Está preso mais um dos autores do incêndio a dois ônibus, ocorridos em São José dos Pinhais, no ano passado, e que deixou um dos motoristas gravemente ferido. Dos nove envolvidos, seis foram presos dois meses após os crimes. Robinsonm Mordinzim Almeida, 22 anos, era um dos três procurados e foi pego na segunda-feira da semana passada, por acaso.

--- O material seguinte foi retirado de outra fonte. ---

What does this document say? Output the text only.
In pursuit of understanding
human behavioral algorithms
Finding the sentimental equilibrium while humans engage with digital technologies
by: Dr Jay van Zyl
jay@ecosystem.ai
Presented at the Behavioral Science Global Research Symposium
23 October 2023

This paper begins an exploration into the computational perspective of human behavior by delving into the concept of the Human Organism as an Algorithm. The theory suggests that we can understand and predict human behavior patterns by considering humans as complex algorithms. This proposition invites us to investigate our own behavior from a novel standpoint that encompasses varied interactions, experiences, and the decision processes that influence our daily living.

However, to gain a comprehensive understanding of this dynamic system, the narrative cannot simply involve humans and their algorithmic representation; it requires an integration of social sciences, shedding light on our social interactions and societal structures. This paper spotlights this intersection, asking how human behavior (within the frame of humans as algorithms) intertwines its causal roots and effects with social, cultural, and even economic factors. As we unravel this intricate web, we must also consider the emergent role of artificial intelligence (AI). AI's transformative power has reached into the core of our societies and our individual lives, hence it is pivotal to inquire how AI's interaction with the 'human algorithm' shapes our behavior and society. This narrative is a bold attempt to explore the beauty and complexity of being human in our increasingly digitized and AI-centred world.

Segundo explicou o delegado Gil Tesseroli, de São José dos Pinhais, investigadores procuravam um foragido da Justiça e encontraram Robinsonm, que tinha mandado de prisão preventiva.

No documento, o juiz determinou a prisão do suspeito pela tentativa de homicídio contra o motorista, pelos incêndios dos dois coletivos e por formação de quadrilha. O detido já tinha antecedente criminal por receptação.

Reprimenda

O delegado Osmar Dechiche, que na época chefiava aquela delegacia, apurou que quem planejou e comandou os ataques foi Paulo Monteiro, preso na Casa de Custódia de Curitiba (CCC).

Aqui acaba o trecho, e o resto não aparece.